I was lucky enough to spend almost a month of winter in the mountains. Normally once we have base I head to the alpine – the resort, the sidecountry, or the backcountry. But this winter, with sketchy or minimal snowpack, and the resort and national park closures, I stuck closer to home base, Dinner Plain. And so my experience of winter was really different this year.

I love snow gum forests as much as the next mountain fan. Such charismatic trees, each one different and such diversity of form in a single sub species. This winter, instead of following the high ridges and skiing open terrain I walked in the snow gum forests. A lot. Those places that you know and pass through in the ‘green season’ – Tabletop, JB Plain, Dead Timber Hill, Paw Paw Plain, that long wonderful high ridge that runs from the high point of Hotham into the Cobungra valley, old trade route of the GunaiKurnai people.

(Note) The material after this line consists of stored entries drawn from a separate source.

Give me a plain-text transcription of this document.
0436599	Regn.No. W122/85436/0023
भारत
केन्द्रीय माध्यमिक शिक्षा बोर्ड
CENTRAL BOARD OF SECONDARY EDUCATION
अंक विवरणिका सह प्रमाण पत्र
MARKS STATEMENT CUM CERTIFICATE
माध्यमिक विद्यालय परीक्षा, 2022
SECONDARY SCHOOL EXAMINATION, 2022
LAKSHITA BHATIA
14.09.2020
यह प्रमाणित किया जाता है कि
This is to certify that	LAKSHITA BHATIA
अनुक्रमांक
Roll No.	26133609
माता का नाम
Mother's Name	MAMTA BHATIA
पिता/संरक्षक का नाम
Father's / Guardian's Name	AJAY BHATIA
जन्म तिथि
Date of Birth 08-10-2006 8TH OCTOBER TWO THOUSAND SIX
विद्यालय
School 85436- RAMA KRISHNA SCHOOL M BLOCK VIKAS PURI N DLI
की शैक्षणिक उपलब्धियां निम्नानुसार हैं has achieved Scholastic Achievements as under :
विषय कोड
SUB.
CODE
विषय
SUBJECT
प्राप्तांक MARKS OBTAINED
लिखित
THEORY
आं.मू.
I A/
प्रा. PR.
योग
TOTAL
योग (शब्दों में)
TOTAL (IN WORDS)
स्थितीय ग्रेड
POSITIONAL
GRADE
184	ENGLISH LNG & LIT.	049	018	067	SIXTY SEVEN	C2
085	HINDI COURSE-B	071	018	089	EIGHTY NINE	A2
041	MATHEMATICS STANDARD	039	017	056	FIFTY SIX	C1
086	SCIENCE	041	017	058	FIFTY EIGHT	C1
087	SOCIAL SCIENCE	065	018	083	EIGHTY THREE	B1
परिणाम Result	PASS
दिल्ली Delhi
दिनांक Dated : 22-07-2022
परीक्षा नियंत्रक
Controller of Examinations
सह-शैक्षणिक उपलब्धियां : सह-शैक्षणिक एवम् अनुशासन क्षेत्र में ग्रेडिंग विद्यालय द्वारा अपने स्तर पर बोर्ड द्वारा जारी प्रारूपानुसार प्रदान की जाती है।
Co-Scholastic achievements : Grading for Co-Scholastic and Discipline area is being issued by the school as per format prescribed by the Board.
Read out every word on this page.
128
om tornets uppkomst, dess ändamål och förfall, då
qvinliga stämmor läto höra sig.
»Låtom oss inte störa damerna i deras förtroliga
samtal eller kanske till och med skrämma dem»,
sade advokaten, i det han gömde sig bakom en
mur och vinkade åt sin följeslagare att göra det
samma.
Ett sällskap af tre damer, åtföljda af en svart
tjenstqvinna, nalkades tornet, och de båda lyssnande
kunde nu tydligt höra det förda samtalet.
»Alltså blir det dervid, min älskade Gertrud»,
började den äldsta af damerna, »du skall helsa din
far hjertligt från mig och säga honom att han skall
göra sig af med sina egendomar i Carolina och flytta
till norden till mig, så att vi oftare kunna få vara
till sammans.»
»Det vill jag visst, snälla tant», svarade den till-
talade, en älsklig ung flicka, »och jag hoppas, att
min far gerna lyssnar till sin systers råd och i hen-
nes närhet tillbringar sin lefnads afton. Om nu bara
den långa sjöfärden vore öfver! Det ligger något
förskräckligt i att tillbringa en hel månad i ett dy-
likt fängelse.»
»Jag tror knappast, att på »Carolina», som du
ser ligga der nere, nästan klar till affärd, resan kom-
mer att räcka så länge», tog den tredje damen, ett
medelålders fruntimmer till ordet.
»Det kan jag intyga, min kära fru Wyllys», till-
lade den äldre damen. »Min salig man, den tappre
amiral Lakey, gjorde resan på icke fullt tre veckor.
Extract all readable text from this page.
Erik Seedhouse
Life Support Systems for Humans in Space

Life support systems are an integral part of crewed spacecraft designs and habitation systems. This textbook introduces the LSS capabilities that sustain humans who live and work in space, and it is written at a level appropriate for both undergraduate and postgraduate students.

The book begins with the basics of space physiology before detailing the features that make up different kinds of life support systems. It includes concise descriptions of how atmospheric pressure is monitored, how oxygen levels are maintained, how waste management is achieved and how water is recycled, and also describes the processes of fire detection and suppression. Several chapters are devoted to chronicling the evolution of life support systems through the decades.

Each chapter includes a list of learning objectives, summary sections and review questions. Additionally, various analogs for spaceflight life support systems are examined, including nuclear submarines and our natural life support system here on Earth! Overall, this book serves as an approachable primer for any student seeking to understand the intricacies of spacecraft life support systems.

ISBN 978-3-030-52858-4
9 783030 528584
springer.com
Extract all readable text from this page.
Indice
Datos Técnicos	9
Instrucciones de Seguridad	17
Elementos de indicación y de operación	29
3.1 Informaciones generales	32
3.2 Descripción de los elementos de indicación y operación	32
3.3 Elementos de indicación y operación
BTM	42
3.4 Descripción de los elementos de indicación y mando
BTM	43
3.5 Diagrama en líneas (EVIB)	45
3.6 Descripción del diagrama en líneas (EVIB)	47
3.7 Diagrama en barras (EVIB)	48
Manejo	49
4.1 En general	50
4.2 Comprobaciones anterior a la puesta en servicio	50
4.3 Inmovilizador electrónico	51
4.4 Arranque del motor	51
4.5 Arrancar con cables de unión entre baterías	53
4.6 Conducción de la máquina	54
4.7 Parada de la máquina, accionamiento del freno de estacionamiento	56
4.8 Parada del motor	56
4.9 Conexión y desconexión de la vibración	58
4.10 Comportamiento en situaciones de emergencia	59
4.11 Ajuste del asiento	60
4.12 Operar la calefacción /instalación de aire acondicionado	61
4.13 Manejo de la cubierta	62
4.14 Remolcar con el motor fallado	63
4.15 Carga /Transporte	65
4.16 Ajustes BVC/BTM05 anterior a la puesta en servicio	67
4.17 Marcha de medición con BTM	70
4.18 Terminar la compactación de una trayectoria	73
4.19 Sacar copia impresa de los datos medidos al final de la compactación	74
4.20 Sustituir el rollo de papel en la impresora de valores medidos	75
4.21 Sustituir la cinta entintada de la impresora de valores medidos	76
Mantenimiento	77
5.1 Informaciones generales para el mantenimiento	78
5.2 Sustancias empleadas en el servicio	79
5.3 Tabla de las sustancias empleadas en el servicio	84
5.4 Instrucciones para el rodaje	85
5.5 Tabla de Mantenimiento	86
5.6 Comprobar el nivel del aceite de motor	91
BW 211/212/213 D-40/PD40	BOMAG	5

What I gained this winter was a reconnection to the Little. To the subtle change as snow cycled to drizzle, and cloud passed through leaving bluebird days, and those glorious days of powder. The sheer diversity of the snow gm forests, dependent on aspect, soil, fire history. You can see where fires have weaved through these forests, torching some areas and sparing others. The view from Dead Timber hill up to the higher mountains, and the wonderful snow gum meadows below Canning Straight. Mornings of ice and frost and that wonderful sound of fresh dry snow underfoot. The understorey, the fire killed trees from 2006/7 and 2013 now falling over, the mad regrowth of saplings in the freshly burnt areas. Bird call, and the ubiquitous presence of the ravens and currawongs.

The high country represents a tiny proportion of our continent. Compared with other mountain ranges, it is utterly unique. It’s good to have your eyes drawn down from the broad sweep of the alpine to the subtle, complex and beautiful reality of the small.